NEW YORK – A surge in hiring last month got a big welcome on Wall Street on Friday.
The Dow Jones industrial average surged 217.29 points to close at 13,096.17, ending a four-day losing streak. It was the best day for the Dow since June 29.
Markets had been slumping all week after central banks in the U.S. and Europe took no new action to shore up the economy, as investors had hoped.
The Labor Department’s closely watched monthly jobs report gave investors assurance that the U.S. economy may be doing better on its own. U.S. employers added 163,000 jobs last month, far more than the 100,000 economists were expecting. From April through June, the economy added an average of just 73,000 jobs a month, compared with an average of 226,000 in the first three months of the year.

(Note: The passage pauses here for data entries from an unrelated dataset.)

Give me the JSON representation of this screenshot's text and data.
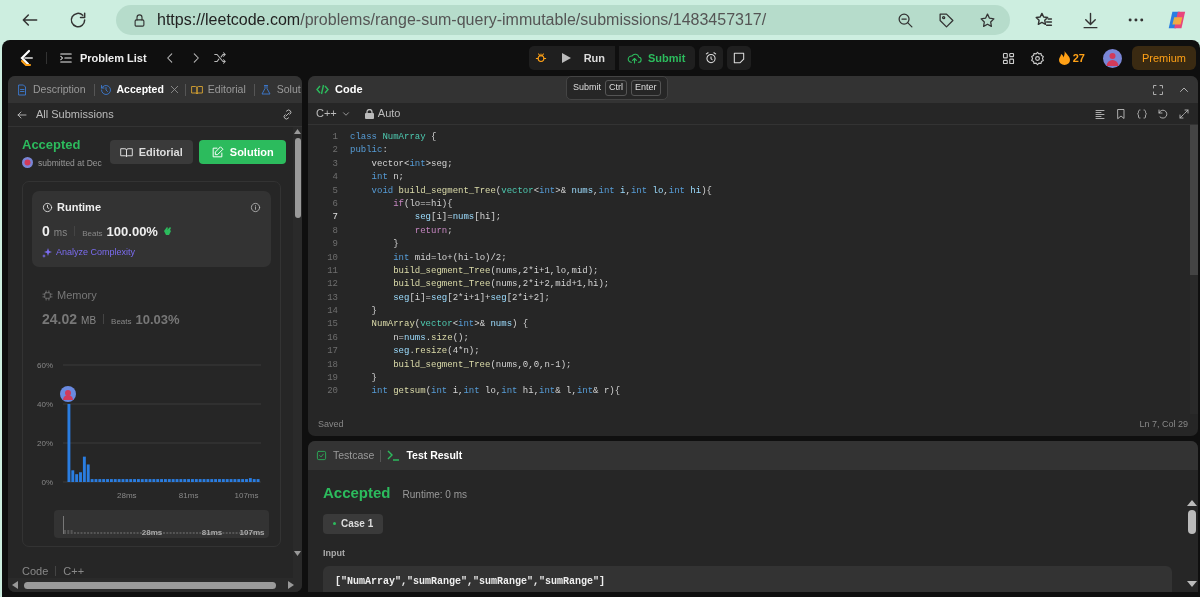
{
  "browser": {
    "url_host": "https://leetcode.com",
    "url_path": "/problems/range-sum-query-immutable/submissions/1483457317/"
  },
  "nav": {
    "problem_list": "Problem List",
    "run": "Run",
    "submit": "Submit",
    "streak": "27",
    "premium": "Premium"
  },
  "tooltip": {
    "label": "Submit",
    "keys": [
      "Ctrl",
      "Enter"
    ]
  },
  "left_tabs": [
    {
      "label": "Description",
      "selected": false,
      "closable": false
    },
    {
      "label": "Accepted",
      "selected": true,
      "closable": true
    },
    {
      "label": "Editorial",
      "selected": false,
      "closable": false
    },
    {
      "label": "Solut",
      "selected": false,
      "closable": false
    }
  ],
  "submission": {
    "back_label": "All Submissions",
    "status": "Accepted",
    "submitted": "submitted at Dec",
    "editorial_button": "Editorial",
    "solution_button": "Solution"
  },
  "metrics": [
    {
      "title": "Runtime",
      "value": "0",
      "unit": "ms",
      "beats_label": "Beats",
      "beats": "100.00%",
      "analyze": "Analyze Complexity",
      "selected": true
    },
    {
      "title": "Memory",
      "value": "24.02",
      "unit": "MB",
      "beats_label": "Beats",
      "beats": "10.03%",
      "selected": false
    }
  ],
  "chart_data": {
    "type": "bar",
    "ylim": [
      0,
      60
    ],
    "yticks": [
      {
        "value": 0,
        "label": "0%"
      },
      {
        "value": 20,
        "label": "20%"
      },
      {
        "value": 40,
        "label": "40%"
      },
      {
        "value": 60,
        "label": "60%"
      }
    ],
    "categories": [
      null,
      null,
      null,
      null,
      null,
      null,
      null,
      null,
      null,
      null,
      null,
      null,
      null,
      null,
      null,
      "28ms",
      null,
      null,
      null,
      null,
      null,
      null,
      null,
      null,
      null,
      null,
      null,
      null,
      null,
      null,
      null,
      "81ms",
      null,
      null,
      null,
      null,
      null,
      null,
      null,
      null,
      null,
      null,
      null,
      null,
      null,
      null,
      "107ms",
      null,
      null,
      null
    ],
    "values": [
      40,
      6,
      4,
      5,
      13,
      9,
      1.5,
      1.5,
      1.5,
      1.5,
      1.5,
      1.5,
      1.5,
      1.5,
      1.5,
      1.5,
      1.5,
      1.5,
      1.5,
      1.5,
      1.5,
      1.5,
      1.5,
      1.5,
      1.5,
      1.5,
      1.5,
      1.5,
      1.5,
      1.5,
      1.5,
      1.5,
      1.5,
      1.5,
      1.5,
      1.5,
      1.5,
      1.5,
      1.5,
      1.5,
      1.5,
      1.5,
      1.5,
      1.5,
      1.5,
      1.5,
      1.5,
      2,
      1.5,
      1.5
    ]
  },
  "brush_labels": [
    "28ms",
    "81ms",
    "107ms"
  ],
  "code_footer": {
    "label": "Code",
    "language": "C++"
  },
  "editor": {
    "title": "Code",
    "language": "C++",
    "mode": "Auto",
    "status": "Saved",
    "cursor": "Ln 7, Col 29",
    "lines": [
      {
        "num": "1",
        "current": false,
        "tokens": [
          {
            "kind": "keyword",
            "text": "class"
          },
          {
            "kind": "type",
            "text": " NumArray"
          },
          {
            "kind": "plain",
            "text": " {"
          }
        ]
      },
      {
        "num": "2",
        "current": false,
        "tokens": [
          {
            "kind": "keyword",
            "text": "public"
          },
          {
            "kind": "plain",
            "text": ":"
          }
        ]
      },
      {
        "num": "3",
        "current": false,
        "tokens": [
          {
            "kind": "plain",
            "text": "    vector<"
          },
          {
            "kind": "keyword",
            "text": "int"
          },
          {
            "kind": "plain",
            "text": ">seg;"
          }
        ]
      },
      {
        "num": "4",
        "current": false,
        "tokens": [
          {
            "kind": "keyword",
            "text": "    int"
          },
          {
            "kind": "plain",
            "text": " n;"
          }
        ]
      },
      {
        "num": "5",
        "current": false,
        "tokens": [
          {
            "kind": "keyword",
            "text": "    void"
          },
          {
            "kind": "function",
            "text": " build_segment_Tree"
          },
          {
            "kind": "plain",
            "text": "("
          },
          {
            "kind": "type",
            "text": "vector"
          },
          {
            "kind": "plain",
            "text": "<"
          },
          {
            "kind": "keyword",
            "text": "int"
          },
          {
            "kind": "plain",
            "text": ">&"
          },
          {
            "kind": "variable",
            "text": " nums"
          },
          {
            "kind": "plain",
            "text": ","
          },
          {
            "kind": "keyword",
            "text": "int"
          },
          {
            "kind": "variable",
            "text": " i"
          },
          {
            "kind": "plain",
            "text": ","
          },
          {
            "kind": "keyword",
            "text": "int"
          },
          {
            "kind": "variable",
            "text": " lo"
          },
          {
            "kind": "plain",
            "text": ","
          },
          {
            "kind": "keyword",
            "text": "int"
          },
          {
            "kind": "variable",
            "text": " hi"
          },
          {
            "kind": "plain",
            "text": "){"
          }
        ]
      },
      {
        "num": "6",
        "current": false,
        "tokens": [
          {
            "kind": "control",
            "text": "        if"
          },
          {
            "kind": "plain",
            "text": "(lo==hi){"
          }
        ]
      },
      {
        "num": "7",
        "current": true,
        "tokens": [
          {
            "kind": "variable",
            "text": "            seg"
          },
          {
            "kind": "plain",
            "text": "[i]="
          },
          {
            "kind": "variable",
            "text": "nums"
          },
          {
            "kind": "plain",
            "text": "[hi];"
          }
        ]
      },
      {
        "num": "8",
        "current": false,
        "tokens": [
          {
            "kind": "control",
            "text": "            return"
          },
          {
            "kind": "plain",
            "text": ";"
          }
        ]
      },
      {
        "num": "9",
        "current": false,
        "tokens": [
          {
            "kind": "plain",
            "text": "        }"
          }
        ]
      },
      {
        "num": "10",
        "current": false,
        "tokens": [
          {
            "kind": "keyword",
            "text": "        int"
          },
          {
            "kind": "plain",
            "text": " mid=lo+(hi-lo)/2;"
          }
        ]
      },
      {
        "num": "11",
        "current": false,
        "tokens": [
          {
            "kind": "function",
            "text": "        build_segment_Tree"
          },
          {
            "kind": "plain",
            "text": "(nums,2*i+1,lo,mid);"
          }
        ]
      },
      {
        "num": "12",
        "current": false,
        "tokens": [
          {
            "kind": "function",
            "text": "        build_segment_Tree"
          },
          {
            "kind": "plain",
            "text": "(nums,2*i+2,mid+1,hi);"
          }
        ]
      },
      {
        "num": "13",
        "current": false,
        "tokens": [
          {
            "kind": "variable",
            "text": "        seg"
          },
          {
            "kind": "plain",
            "text": "[i]="
          },
          {
            "kind": "variable",
            "text": "seg"
          },
          {
            "kind": "plain",
            "text": "[2*i+1]+"
          },
          {
            "kind": "variable",
            "text": "seg"
          },
          {
            "kind": "plain",
            "text": "[2*i+2];"
          }
        ]
      },
      {
        "num": "14",
        "current": false,
        "tokens": [
          {
            "kind": "plain",
            "text": "    }"
          }
        ]
      },
      {
        "num": "15",
        "current": false,
        "tokens": [
          {
            "kind": "function",
            "text": "    NumArray"
          },
          {
            "kind": "plain",
            "text": "("
          },
          {
            "kind": "type",
            "text": "vector"
          },
          {
            "kind": "plain",
            "text": "<"
          },
          {
            "kind": "keyword",
            "text": "int"
          },
          {
            "kind": "plain",
            "text": ">&"
          },
          {
            "kind": "variable",
            "text": " nums"
          },
          {
            "kind": "plain",
            "text": ") {"
          }
        ]
      },
      {
        "num": "16",
        "current": false,
        "tokens": [
          {
            "kind": "plain",
            "text": "        n="
          },
          {
            "kind": "variable",
            "text": "nums"
          },
          {
            "kind": "plain",
            "text": "."
          },
          {
            "kind": "function",
            "text": "size"
          },
          {
            "kind": "plain",
            "text": "();"
          }
        ]
      },
      {
        "num": "17",
        "current": false,
        "tokens": [
          {
            "kind": "variable",
            "text": "        seg"
          },
          {
            "kind": "plain",
            "text": "."
          },
          {
            "kind": "function",
            "text": "resize"
          },
          {
            "kind": "plain",
            "text": "(4*n);"
          }
        ]
      },
      {
        "num": "18",
        "current": false,
        "tokens": [
          {
            "kind": "function",
            "text": "        build_segment_Tree"
          },
          {
            "kind": "plain",
            "text": "(nums,0,0,n-1);"
          }
        ]
      },
      {
        "num": "19",
        "current": false,
        "tokens": [
          {
            "kind": "plain",
            "text": "    }"
          }
        ]
      },
      {
        "num": "20",
        "current": false,
        "tokens": [
          {
            "kind": "keyword",
            "text": "    int"
          },
          {
            "kind": "function",
            "text": " getsum"
          },
          {
            "kind": "plain",
            "text": "("
          },
          {
            "kind": "keyword",
            "text": "int"
          },
          {
            "kind": "plain",
            "text": " i,"
          },
          {
            "kind": "keyword",
            "text": "int"
          },
          {
            "kind": "plain",
            "text": " lo,"
          },
          {
            "kind": "keyword",
            "text": "int"
          },
          {
            "kind": "plain",
            "text": " hi,"
          },
          {
            "kind": "keyword",
            "text": "int"
          },
          {
            "kind": "plain",
            "text": "& l,"
          },
          {
            "kind": "keyword",
            "text": "int"
          },
          {
            "kind": "plain",
            "text": "& r){"
          }
        ]
      }
    ]
  },
  "result_tabs": [
    {
      "label": "Testcase",
      "selected": false
    },
    {
      "label": "Test Result",
      "selected": true
    }
  ],
  "result": {
    "status": "Accepted",
    "runtime": "Runtime: 0 ms",
    "cases": [
      {
        "label": "Case 1",
        "selected": true
      }
    ],
    "input_label": "Input",
    "input_value": "[\"NumArray\",\"sumRange\",\"sumRange\",\"sumRange\"]"
  }
}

“It’s one step forward,” said Joe Bell, senior equity analyst at Schaeffer’s Investment Research. “But we would like to see continued improvement in the labor market in coming months.”
There was more to cheer about from the service sector, which employs 90 percent of all Americans.

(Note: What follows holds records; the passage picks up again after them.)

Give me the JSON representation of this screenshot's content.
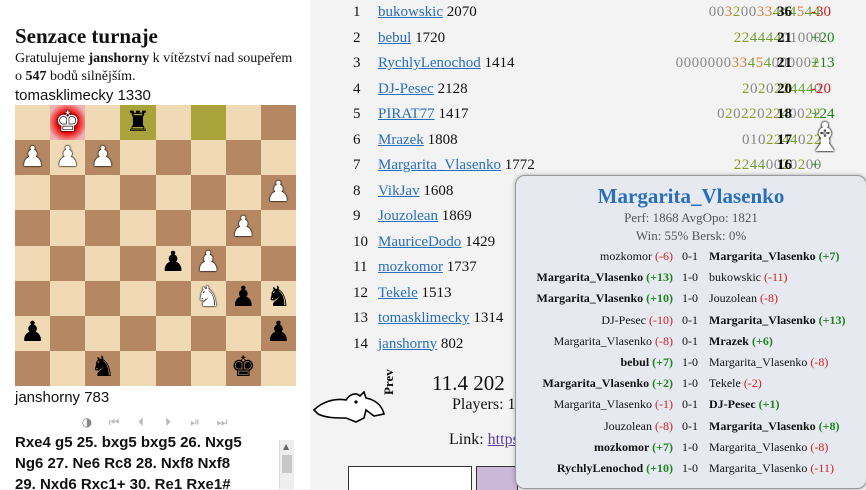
{
  "header": {
    "title": "Senzace turnaje",
    "desc_1": "Gratulujeme ",
    "desc_winner": "janshorny",
    "desc_2": " k vítězství nad soupeřem o ",
    "desc_points": "547",
    "desc_3": " bodů silnějším."
  },
  "board": {
    "top_player": "tomasklimecky 1330",
    "bottom_player": "janshorny 783",
    "squares": [
      [
        "",
        "wK",
        "",
        "bR",
        "",
        "",
        "",
        ""
      ],
      [
        "wP",
        "wP",
        "wP",
        "",
        "",
        "",
        "",
        ""
      ],
      [
        "",
        "",
        "",
        "",
        "",
        "",
        "",
        "wP"
      ],
      [
        "",
        "",
        "",
        "",
        "",
        "",
        "wP",
        ""
      ],
      [
        "",
        "",
        "",
        "",
        "bP",
        "wP",
        "",
        ""
      ],
      [
        "",
        "",
        "",
        "",
        "",
        "wN",
        "bP",
        "bN"
      ],
      [
        "bP",
        "",
        "",
        "",
        "",
        "",
        "",
        "bP"
      ],
      [
        "",
        "",
        "bN",
        "",
        "",
        "",
        "bK",
        ""
      ]
    ],
    "highlight": "f8"
  },
  "nav": {
    "icons": [
      "contrast-icon",
      "first-icon",
      "prev-icon",
      "next-icon",
      "play-icon",
      "last-icon"
    ],
    "glyphs": [
      "◑",
      "⏮",
      "⏴",
      "⏵",
      "⏯",
      "⏭"
    ]
  },
  "moves": {
    "lines": [
      "Rxe4  g5 25.  bxg5  bxg5 26.  Nxg5",
      "Ng6 27.  Ne6  Rc8 28.  Nxf8  Nxf8",
      "29.  Nxd6  Rxc1+ 30.  Re1  Rxe1#"
    ]
  },
  "standings": [
    {
      "rank": "1",
      "name": "bukowskic",
      "rating": "2070",
      "score": "00320033444544",
      "points": "36",
      "delta": "-30"
    },
    {
      "rank": "2",
      "name": "bebul",
      "rating": "1720",
      "score": "22444401000",
      "points": "21",
      "delta": "+20"
    },
    {
      "rank": "3",
      "name": "RychlyLenochod",
      "rating": "1414",
      "score": "000000033454000002",
      "points": "21",
      "delta": "+13"
    },
    {
      "rank": "4",
      "name": "DJ-Pesec",
      "rating": "2128",
      "score": "2020224440",
      "points": "20",
      "delta": "-20"
    },
    {
      "rank": "5",
      "name": "PIRAT77",
      "rating": "1417",
      "score": "0202202240022",
      "points": "18",
      "delta": "+24"
    },
    {
      "rank": "6",
      "name": "Mrazek",
      "rating": "1808",
      "score": "0102244022",
      "points": "17",
      "delta": ""
    },
    {
      "rank": "7",
      "name": "Margarita_Vlasenko",
      "rating": "1772",
      "score": "22440020200",
      "points": "16",
      "delta": "+"
    },
    {
      "rank": "8",
      "name": "VikJav",
      "rating": "1608",
      "score": "",
      "points": "",
      "delta": ""
    },
    {
      "rank": "9",
      "name": "Jouzolean",
      "rating": "1869",
      "score": "",
      "points": "",
      "delta": ""
    },
    {
      "rank": "10",
      "name": "MauriceDodo",
      "rating": "1429",
      "score": "",
      "points": "",
      "delta": ""
    },
    {
      "rank": "11",
      "name": "mozkomor",
      "rating": "1737",
      "score": "",
      "points": "",
      "delta": ""
    },
    {
      "rank": "12",
      "name": "Tekele",
      "rating": "1513",
      "score": "",
      "points": "",
      "delta": ""
    },
    {
      "rank": "13",
      "name": "tomasklimecky",
      "rating": "1314",
      "score": "",
      "points": "",
      "delta": ""
    },
    {
      "rank": "14",
      "name": "janshorny",
      "rating": "802",
      "score": "",
      "points": "",
      "delta": ""
    }
  ],
  "info": {
    "date": "11.4 202",
    "players": "Players: 1",
    "n": "N",
    "link_label": "Link: ",
    "link_text": "https"
  },
  "side": {
    "prev_label": "Prev"
  },
  "popup": {
    "name": "Margarita_Vlasenko",
    "perf": "Perf: 1868  AvgOpo: 1821",
    "win": "Win: 55%  Bersk: 0%",
    "games": [
      {
        "white": "mozkomor",
        "wd": "(-6)",
        "wbold": false,
        "res": "0-1",
        "black": "Margarita_Vlasenko",
        "bd": "(+7)",
        "bbold": true
      },
      {
        "white": "Margarita_Vlasenko",
        "wd": "(+13)",
        "wbold": true,
        "res": "1-0",
        "black": "bukowskic",
        "bd": "(-11)",
        "bbold": false
      },
      {
        "white": "Margarita_Vlasenko",
        "wd": "(+10)",
        "wbold": true,
        "res": "1-0",
        "black": "Jouzolean",
        "bd": "(-8)",
        "bbold": false
      },
      {
        "white": "DJ-Pesec",
        "wd": "(-10)",
        "wbold": false,
        "res": "0-1",
        "black": "Margarita_Vlasenko",
        "bd": "(+13)",
        "bbold": true
      },
      {
        "white": "Margarita_Vlasenko",
        "wd": "(-8)",
        "wbold": false,
        "res": "0-1",
        "black": "Mrazek",
        "bd": "(+6)",
        "bbold": true
      },
      {
        "white": "bebul",
        "wd": "(+7)",
        "wbold": true,
        "res": "1-0",
        "black": "Margarita_Vlasenko",
        "bd": "(-8)",
        "bbold": false
      },
      {
        "white": "Margarita_Vlasenko",
        "wd": "(+2)",
        "wbold": true,
        "res": "1-0",
        "black": "Tekele",
        "bd": "(-2)",
        "bbold": false
      },
      {
        "white": "Margarita_Vlasenko",
        "wd": "(-1)",
        "wbold": false,
        "res": "0-1",
        "black": "DJ-Pesec",
        "bd": "(+1)",
        "bbold": true
      },
      {
        "white": "Jouzolean",
        "wd": "(-8)",
        "wbold": false,
        "res": "0-1",
        "black": "Margarita_Vlasenko",
        "bd": "(+8)",
        "bbold": true
      },
      {
        "white": "mozkomor",
        "wd": "(+7)",
        "wbold": true,
        "res": "1-0",
        "black": "Margarita_Vlasenko",
        "bd": "(-8)",
        "bbold": false
      },
      {
        "white": "RychlyLenochod",
        "wd": "(+10)",
        "wbold": true,
        "res": "1-0",
        "black": "Margarita_Vlasenko",
        "bd": "(-11)",
        "bbold": false
      }
    ]
  }
}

The Institute for Supply Management reported that U.S. service companies grew slightly faster in July. The ISM’s services index rose to 52.6 from 52.1 in June, which was the lowest reading since January 2010. Any reading above 50 means that business is growing for service providers.
The good economic news caused investors to sell low-risk assets like U.S. government debt. The selling drove prices down and yields up. The benchmark 10-year Treasury note was yielding 1.57 percent, up from 1.48 percent Thursday.
Oil prices also rose as investors became more optimistic about the economy. Benchmark crude shot up $4.27 to $91.40 on the New York Mercantile Exchange.
The broader Standard & Poor’s 500 index rose 25.99 points to 1,390.99, and the Nasdaq composite index added 58.13 points to 2,967.90.